Liu Xiaohai said the network’s 10-year development period has given many conservationists confidence in the prospects for Yangtze wetland conservation.
The conservation network had just 27 members when it was founded in 2007 by the Wetland Management Center, WWF China, wetland managing authorities in five provinces and Shanghai, along the middle and lower reaches of the river.
“Now we have expanded to the upper reaches and have 252 members in 12 provinces,” Liu said. “The wetland area managed by our members has expanded from 370,000 hectares to 29 million hectares.”

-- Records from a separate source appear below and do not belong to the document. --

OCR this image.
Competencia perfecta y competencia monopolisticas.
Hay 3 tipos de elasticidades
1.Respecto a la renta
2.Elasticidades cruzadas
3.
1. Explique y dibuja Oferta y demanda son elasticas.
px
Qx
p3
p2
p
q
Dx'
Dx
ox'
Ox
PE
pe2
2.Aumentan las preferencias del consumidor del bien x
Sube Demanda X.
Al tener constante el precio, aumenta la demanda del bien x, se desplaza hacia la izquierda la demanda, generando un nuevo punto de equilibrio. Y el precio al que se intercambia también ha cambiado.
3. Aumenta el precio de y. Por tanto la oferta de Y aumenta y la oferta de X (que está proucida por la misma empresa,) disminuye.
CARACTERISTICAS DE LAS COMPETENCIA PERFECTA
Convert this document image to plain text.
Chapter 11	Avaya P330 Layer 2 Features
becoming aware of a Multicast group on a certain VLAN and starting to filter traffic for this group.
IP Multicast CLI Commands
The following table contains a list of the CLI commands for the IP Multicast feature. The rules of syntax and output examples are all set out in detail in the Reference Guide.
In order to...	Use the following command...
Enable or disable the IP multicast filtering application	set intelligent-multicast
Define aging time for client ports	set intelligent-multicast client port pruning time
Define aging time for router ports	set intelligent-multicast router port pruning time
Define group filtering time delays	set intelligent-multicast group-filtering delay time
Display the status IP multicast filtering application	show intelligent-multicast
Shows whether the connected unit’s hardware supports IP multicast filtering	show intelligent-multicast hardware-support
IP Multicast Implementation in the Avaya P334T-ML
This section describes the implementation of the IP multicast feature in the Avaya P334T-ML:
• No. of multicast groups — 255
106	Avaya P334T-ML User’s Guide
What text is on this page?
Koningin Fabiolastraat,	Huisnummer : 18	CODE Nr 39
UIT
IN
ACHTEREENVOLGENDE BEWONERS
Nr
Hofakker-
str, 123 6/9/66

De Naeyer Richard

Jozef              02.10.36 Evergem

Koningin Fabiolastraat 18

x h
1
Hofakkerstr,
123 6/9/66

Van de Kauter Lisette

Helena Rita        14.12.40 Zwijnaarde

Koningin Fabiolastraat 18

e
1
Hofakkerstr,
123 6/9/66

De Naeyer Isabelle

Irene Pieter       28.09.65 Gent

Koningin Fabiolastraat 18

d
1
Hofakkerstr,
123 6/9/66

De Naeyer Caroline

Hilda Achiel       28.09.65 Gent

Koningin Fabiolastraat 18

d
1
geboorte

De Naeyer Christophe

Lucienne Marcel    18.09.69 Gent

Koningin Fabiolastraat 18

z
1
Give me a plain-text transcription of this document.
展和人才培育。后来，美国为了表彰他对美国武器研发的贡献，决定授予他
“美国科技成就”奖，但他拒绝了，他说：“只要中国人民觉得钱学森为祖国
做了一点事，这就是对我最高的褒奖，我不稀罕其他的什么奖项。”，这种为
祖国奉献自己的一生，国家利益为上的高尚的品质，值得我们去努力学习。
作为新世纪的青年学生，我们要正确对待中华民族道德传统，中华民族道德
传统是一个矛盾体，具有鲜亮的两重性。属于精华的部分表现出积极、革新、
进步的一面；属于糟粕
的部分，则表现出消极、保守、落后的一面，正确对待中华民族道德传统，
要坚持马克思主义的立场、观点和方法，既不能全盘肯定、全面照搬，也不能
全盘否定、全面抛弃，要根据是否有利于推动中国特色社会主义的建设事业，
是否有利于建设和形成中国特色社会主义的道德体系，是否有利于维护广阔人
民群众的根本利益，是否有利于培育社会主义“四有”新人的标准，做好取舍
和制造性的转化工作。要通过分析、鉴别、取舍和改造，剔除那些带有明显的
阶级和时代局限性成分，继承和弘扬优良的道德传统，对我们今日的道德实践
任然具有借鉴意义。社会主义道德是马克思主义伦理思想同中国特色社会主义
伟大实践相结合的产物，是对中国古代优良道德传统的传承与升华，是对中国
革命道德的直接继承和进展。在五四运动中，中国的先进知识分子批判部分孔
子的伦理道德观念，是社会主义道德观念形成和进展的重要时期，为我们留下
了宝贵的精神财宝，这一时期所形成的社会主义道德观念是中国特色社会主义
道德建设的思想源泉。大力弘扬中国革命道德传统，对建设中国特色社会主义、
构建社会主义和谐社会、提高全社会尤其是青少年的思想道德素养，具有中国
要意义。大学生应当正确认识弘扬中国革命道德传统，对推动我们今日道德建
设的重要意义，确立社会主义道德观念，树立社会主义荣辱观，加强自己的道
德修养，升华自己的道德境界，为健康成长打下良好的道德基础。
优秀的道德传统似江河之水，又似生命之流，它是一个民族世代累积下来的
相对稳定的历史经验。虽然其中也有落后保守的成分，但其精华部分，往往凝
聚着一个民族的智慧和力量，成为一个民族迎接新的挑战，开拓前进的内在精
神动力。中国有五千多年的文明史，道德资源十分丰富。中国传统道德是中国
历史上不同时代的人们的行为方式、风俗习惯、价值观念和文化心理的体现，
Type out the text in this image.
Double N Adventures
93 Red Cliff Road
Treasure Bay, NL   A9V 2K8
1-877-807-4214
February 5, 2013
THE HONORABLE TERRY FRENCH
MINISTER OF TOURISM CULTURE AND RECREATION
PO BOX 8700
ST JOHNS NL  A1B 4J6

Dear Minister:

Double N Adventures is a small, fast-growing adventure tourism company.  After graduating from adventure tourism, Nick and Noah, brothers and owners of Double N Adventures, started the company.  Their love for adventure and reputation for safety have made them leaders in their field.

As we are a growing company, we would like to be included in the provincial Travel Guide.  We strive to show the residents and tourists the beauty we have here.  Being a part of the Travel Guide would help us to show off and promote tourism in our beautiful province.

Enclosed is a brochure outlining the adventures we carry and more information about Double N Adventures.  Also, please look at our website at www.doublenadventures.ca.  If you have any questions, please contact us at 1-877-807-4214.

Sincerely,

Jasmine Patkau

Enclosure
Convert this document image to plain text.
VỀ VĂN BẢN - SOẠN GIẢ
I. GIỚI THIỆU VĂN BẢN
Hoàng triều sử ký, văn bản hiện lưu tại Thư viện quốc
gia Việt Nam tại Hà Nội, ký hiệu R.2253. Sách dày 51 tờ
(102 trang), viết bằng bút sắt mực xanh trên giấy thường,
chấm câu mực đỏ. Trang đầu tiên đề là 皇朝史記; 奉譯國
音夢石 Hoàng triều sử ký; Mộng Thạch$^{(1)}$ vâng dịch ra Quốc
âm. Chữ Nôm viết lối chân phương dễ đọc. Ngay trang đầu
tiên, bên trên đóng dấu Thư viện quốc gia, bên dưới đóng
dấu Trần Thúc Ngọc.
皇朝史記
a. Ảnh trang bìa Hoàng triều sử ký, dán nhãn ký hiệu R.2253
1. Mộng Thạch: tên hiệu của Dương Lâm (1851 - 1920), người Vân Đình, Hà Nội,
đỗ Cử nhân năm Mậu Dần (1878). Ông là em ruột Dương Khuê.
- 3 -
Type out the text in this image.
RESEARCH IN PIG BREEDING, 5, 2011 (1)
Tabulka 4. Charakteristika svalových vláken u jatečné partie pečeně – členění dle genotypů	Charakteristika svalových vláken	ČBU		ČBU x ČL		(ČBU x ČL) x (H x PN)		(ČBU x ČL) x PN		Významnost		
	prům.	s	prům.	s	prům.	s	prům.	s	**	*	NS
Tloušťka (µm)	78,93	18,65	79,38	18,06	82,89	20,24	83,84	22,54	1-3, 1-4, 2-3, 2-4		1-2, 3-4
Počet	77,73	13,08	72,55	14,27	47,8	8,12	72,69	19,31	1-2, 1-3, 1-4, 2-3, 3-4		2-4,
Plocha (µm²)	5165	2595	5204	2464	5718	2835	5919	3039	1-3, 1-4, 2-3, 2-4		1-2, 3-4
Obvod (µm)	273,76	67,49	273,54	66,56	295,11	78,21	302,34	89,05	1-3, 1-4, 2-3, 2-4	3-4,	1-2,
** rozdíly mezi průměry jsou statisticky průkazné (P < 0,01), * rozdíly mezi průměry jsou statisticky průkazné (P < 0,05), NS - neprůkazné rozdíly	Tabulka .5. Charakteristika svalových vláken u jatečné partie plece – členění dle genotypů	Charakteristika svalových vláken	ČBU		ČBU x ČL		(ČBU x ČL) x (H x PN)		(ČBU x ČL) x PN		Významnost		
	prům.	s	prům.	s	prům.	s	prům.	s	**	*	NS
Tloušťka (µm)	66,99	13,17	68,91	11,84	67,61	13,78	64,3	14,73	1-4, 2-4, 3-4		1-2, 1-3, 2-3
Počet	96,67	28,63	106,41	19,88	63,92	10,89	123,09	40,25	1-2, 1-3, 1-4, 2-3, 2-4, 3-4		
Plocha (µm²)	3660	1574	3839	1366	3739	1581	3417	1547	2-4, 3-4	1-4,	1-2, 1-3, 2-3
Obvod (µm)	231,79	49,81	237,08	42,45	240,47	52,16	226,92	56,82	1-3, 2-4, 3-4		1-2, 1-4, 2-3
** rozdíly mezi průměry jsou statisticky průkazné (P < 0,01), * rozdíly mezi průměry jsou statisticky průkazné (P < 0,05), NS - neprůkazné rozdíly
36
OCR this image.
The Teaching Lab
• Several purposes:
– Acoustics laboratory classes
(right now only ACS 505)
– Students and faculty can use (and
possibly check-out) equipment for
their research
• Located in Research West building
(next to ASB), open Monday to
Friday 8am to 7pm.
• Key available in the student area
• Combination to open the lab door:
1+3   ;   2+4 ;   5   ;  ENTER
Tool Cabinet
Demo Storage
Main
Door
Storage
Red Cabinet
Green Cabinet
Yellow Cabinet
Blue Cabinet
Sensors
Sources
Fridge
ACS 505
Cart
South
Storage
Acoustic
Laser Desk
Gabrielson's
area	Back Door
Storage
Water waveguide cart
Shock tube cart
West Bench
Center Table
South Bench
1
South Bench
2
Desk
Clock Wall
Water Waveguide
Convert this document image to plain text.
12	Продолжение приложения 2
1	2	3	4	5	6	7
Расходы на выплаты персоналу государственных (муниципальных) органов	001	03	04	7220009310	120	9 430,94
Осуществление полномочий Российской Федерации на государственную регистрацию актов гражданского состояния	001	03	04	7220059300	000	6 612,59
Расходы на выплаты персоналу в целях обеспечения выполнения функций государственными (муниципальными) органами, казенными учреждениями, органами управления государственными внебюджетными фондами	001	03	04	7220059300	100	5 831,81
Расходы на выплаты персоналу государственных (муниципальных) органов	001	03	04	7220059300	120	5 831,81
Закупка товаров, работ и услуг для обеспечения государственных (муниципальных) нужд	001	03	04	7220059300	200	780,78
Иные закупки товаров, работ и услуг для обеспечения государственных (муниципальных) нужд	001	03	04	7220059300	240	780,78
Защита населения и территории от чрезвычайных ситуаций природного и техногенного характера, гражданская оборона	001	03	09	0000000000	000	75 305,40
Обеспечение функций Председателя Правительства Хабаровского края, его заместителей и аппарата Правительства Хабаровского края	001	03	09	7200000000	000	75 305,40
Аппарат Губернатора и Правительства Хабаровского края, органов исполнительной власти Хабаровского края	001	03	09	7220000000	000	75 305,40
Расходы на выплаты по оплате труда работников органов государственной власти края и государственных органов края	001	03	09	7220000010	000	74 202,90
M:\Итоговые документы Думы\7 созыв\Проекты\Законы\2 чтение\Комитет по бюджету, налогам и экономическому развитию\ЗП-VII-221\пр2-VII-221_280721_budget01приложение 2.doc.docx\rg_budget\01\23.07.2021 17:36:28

Jiang Yong, a manager with WWF China’s Yangtze program, said: “The network is a platform for wetland conservationists to share experiences and ideas, identify issues and update our knowledge. Over the years, it has given technical or financial support to more than 100 conservation projects. Many of our successful projects have been promoted among our members, especially new participants.”
Black-necked cranes return to their winter habitat at wetland in Dashanbao Nature Reserve in Yunnan province.[Photo/Xinhua]
Liu said that more than half of China’s wetland has joined the network to create a cooperative mechanism and “a momentum of communication”.
The model has been copied on wetland along the Yellow River, the Heilongjiang River and the East Coast, which have established networks of their own.
“We invited representatives from members of the three networks to attend our meeting,” Liu said.
At the meeting, Tang from Dongtan revealed that the reserve recently signed a contract of cooperation with the Dongcaohai National Wetland Park in Heqing county, Yunnan, to help improve the park’s management.
“We will share our experiences in research, monitoring and education with our counterparts in Heqing,” he said.